Un autre "Jungmeister" avait été envoyé à
Cleveland : le D-EEHO de l'Allemand Otto von Hagenburg, qui fut victime d'un
spectaculaire accident évoqué plus loin. Les deux virtuoses
devaient se retrouver su 3 au 5 septembre 1938 aux N.A.R. qui s'étaient
fixées à Cleveland. Ils se livrèrent à des démonstrations
quotidiennes. Papana poursuivit son long séjour en Amérique.
En janvier 1940, il remporta le concours international d'acrobatie de la Havane.
Mais un destin funeste attendait le YR-PAX, sous la forme d'un stupide accident
dont il fut victime peu de temps après. Il venait juste de se poser sur
l'aérodrome de Chicago, lorsqu'un Boeing P-12 lui atterrit dessus !
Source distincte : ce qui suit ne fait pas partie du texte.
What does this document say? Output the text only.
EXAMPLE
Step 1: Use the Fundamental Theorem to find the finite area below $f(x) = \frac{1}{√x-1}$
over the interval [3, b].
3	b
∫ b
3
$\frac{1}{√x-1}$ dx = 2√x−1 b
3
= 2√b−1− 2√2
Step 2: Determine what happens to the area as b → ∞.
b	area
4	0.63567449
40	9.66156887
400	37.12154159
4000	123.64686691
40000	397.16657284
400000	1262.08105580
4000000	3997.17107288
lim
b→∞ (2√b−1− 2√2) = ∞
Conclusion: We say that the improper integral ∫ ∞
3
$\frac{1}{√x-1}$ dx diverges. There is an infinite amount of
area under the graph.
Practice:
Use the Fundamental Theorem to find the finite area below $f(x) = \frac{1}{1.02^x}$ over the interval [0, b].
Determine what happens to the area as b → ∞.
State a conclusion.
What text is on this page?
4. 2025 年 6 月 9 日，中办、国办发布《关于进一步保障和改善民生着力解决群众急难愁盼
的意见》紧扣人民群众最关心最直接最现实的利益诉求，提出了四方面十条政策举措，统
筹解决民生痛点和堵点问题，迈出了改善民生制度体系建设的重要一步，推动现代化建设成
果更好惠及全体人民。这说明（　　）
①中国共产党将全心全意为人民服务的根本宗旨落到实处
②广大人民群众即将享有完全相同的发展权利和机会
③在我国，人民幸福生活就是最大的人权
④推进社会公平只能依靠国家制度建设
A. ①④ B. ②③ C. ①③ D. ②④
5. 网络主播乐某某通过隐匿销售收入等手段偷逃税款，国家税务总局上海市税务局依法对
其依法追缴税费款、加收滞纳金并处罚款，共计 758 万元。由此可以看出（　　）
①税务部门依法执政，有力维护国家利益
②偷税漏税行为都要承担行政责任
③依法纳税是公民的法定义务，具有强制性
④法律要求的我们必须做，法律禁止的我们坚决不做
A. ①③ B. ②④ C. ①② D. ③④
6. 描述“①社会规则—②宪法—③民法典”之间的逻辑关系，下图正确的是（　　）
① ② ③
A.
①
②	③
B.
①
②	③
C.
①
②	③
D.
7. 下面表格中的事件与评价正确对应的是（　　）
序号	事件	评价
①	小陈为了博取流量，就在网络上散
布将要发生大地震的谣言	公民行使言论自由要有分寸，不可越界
Papana, qui avait réalise le danger, parvient à s'extraire de son
appareil, avant que l'hélice du chasseur ne commence à en déchiqueter
le fuselage...
Pourtant une seconde existence était promise au Bücker. L'épave
en fut achetée par le toujours jeune vétéran Mike Murphy,
qui fit reconstruire l'avion à Findlay, dans l'Ohio et le revendit en
1946, lorsqu'il abandonna la voltige de compétition. Il déclara
alors qu'il n'avait été battu dans aucune des épreuves
auxquelles il avait participé, six années durant, avec son "Jungmeister",
et affirma qu'en 33 a,s de carrière, il n'avait jamais connu un appareil
de constrution américaine qui pouvait lui être comparé.
L'ancien YR-PAX avait reçu l'immatriculation NX-15696, devenue par la
suite N 15696. Mike Murphy n'avait eu aucun mal à trouver un acquéreur
: "Bevo" Beverly Howard, de Charotte, dans la Caroline du Nord, grand
maître américain de la voltige. Le manque depièces de
rechange pour le moteur Siemens d'origine amena Howard à le remplcer par
un Warmer "Super Scarab" de 185 ch. Ce fut là, la
remotorisation la plus heureuse du "Jungmeister" sur le plan de l'esthétique
: elle ne modifiait en rien la ligne de l'avion, puisque le Warner, comme le
Siemens, était un sept cylindres en étoile.
Beverly Howard conquit le titre de Champion des Etats-Unis de voltige en
1949. Au printemps 1950, il effectua une trounée en Allemagne et en
France, où il participa au meeting organisé sur le terrain
Morane-Saulnier de Villacoublay. Le petit biplan rouge et blanc excita
longtemps la convoitise des pilotes américains qui multiplièrent
d'alléchantes offres d'achat. En vain, car "Bevo" entendait
assurer la préservation de sa précieuse machine, lorsque viendrait
pour lui l'heure de la retraite... Ce fut fait il y déja quelques années.
Le N 15696 vint alors enrichir les collection de la Smithsonian Institution
(maintenant National Air and Space Museum) de Washington. Il y fut expsé
les roues en l'air : une position que ses pilotes successifs lui firente prendre
bien souvent... beaucoup plus près du sol.